As the Rugby World Cup draws to a close with England playing South Africa in the final this Saturday, I took the opportunity to reflect upon my predictions from a month ago, which you can read here.
In my previous article, I explained how I used Oracle Machine Learning to predict the entire World Cup on a game-by-game basis, with my predicted final being a New Zealand victory over England. In real life the teams faced off in the semi-final and saw England strongly defeating the three-times champions and progressing to the final.
My predictions for the Pool stage showed some successes, but also some glaring failures.
Having noticed these failures I wanted to find where I had gone wrong, and to do so I began by examining similar machine-learning predictions created by other people. One such example, created by Justin Fisher (linked here), used the same set of data as I had including using the World Rankings to try to enhance the dataset. This may seem like a big coincidence, but in truth the data that is freely available for international rugby union is very limited. Justin’s methods were very different to my own however: he used the very powerful XGBoost algorithm to predict whether a team would win or lose, whereas I predicted the score of each team using Oracle Machine Learning’s pre-built Support Vector Machines algorithm.

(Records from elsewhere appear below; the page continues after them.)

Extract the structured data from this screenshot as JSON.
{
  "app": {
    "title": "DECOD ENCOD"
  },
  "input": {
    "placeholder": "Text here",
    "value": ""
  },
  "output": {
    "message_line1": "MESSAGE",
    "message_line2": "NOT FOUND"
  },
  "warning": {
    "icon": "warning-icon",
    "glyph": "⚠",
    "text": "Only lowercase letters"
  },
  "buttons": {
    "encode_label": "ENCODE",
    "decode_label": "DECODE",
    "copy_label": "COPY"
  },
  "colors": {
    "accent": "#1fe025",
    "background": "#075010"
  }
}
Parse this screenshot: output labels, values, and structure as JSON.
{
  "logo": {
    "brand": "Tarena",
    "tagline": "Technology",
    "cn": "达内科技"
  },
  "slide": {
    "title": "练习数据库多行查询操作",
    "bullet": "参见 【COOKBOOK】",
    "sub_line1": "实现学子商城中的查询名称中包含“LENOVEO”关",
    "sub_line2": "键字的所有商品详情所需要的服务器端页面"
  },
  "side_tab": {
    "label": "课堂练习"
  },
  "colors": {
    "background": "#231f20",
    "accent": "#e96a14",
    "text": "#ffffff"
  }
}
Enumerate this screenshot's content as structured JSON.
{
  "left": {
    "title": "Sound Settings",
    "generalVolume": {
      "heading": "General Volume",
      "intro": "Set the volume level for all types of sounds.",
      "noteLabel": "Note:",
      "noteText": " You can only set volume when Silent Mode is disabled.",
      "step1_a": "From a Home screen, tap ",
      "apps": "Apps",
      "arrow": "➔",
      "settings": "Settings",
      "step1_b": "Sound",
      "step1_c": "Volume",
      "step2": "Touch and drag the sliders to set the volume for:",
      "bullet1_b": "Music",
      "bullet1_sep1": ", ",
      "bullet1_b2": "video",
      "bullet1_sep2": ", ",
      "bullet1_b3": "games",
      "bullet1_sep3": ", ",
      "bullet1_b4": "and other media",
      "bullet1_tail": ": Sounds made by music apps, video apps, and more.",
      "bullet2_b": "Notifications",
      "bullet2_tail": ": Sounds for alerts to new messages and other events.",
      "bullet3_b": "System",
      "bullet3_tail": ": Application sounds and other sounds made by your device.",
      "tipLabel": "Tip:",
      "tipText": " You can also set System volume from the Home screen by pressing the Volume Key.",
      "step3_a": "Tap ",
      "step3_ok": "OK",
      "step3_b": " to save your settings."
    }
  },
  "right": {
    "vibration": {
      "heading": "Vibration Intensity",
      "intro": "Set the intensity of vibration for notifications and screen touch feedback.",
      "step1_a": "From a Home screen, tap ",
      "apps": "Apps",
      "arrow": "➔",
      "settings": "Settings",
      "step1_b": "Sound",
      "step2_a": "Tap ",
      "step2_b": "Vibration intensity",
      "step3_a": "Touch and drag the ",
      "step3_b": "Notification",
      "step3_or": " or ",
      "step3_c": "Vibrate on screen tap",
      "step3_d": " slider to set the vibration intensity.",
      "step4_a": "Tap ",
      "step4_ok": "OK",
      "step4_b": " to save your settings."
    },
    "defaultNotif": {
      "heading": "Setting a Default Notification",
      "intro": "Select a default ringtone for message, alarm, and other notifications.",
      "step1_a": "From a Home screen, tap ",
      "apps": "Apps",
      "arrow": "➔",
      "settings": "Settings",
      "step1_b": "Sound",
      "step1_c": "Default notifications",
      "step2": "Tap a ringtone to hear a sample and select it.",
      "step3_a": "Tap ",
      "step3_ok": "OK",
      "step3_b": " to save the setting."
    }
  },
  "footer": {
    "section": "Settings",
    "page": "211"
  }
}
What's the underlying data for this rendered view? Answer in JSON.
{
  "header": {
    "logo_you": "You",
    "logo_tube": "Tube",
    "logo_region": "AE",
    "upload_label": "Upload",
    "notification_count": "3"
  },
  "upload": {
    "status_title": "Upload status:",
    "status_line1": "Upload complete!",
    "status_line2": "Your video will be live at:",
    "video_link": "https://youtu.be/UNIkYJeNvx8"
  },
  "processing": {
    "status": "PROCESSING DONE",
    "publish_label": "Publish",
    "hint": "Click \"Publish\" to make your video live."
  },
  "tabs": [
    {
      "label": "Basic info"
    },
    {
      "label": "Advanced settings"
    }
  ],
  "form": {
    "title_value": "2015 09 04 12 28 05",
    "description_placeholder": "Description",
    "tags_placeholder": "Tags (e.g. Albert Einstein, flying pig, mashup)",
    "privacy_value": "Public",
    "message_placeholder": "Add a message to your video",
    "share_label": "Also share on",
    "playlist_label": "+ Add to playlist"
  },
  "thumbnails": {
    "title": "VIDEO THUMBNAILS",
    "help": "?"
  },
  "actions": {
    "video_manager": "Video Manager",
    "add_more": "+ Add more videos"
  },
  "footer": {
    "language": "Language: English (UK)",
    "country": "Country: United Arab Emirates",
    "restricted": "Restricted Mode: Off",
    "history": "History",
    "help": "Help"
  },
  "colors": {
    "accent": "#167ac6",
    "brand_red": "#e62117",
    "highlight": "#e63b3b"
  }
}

Using XGBoost allowed Justin to assign a level of confidence to his predictions, and his model predicted New Zealand to beat England and Wales to beat South Africa, whereas both results went the other way in the real tournament. Thus, despite the different modelling methods, having the same base data led us to the same incorrect results.
Another interesting set of predictions was published in the Express. The underlying data and methods are not explicitly described, though it is possible the data could have been very similar to that which I used. It is explained in the article that the predictions used supercomputers to simulate the tournament thousands of times, taking the most common result as the overall prediction. Once again, this model predicted New Zealand and Wales to progress to the final. Having scoured the internet, almost everyone was predicting that New Zealand would win this World Cup, from machine learning experts, to sports fans, and even the bookmakers; yet they didn't make it to the final.
The problem we are all facing is that we are trying to predict a one-off sporting event, so while we can predict who is more likely to win, we always leave a chance of having egg on our faces. Sports are notoriously difficult to predict due to the huge number of factors that can influence the outcome of a match, including seemingly random occurrences such as Typhoon Hagibis causing three of the Pool stage games to be cancelled and scored as 0-0 ties.
For instance, I realised soon after creating my model that it was an oversight to not account for the advantage Japan would have from playing in their home country, as this helped to push them to win all four of their pool stage games. Home team advantage is a common phenomenon in international sports, including England winning the Football World Cup on home soil in 1966, South Africa winning the Rugby World Cup at home in 1995, and India winning the Cricket World Cup at home in 2011. There are countless factors which influence the outcome of sporting events, and it would have required years of data collection and modelling to put together a truly strong predictive model.
With all that has been said about the weaknesses of modelling with machine learning, it was far from a complete failure. In the games played I predicted the correct team to win 74.4% of the time, which is much higher than random chance.
This project was undertaken as a fun exploration of Oracle Machine Learning, a platform which allows models to be built and tested very quickly, allowing me to consider a wider variety of data and models than if I had been coding these models myself. Here at DSP-Explorer we are exploring how we can integrate Oracle Machine Learning models into our day-to-day work, in situations where machine learning is much more suitable and successful. Check out the DSP-Explorer website to find out more about our Oracle consultancy services, or our Managed Services offerings.
To conclude this project, I used my Oracle Machine Learning model to predict the final, in which I predict an extra-time victory for England. Here’s hoping my prediction is correct as I’ll be supporting Eddie Jones’s men all the way this Saturday morning!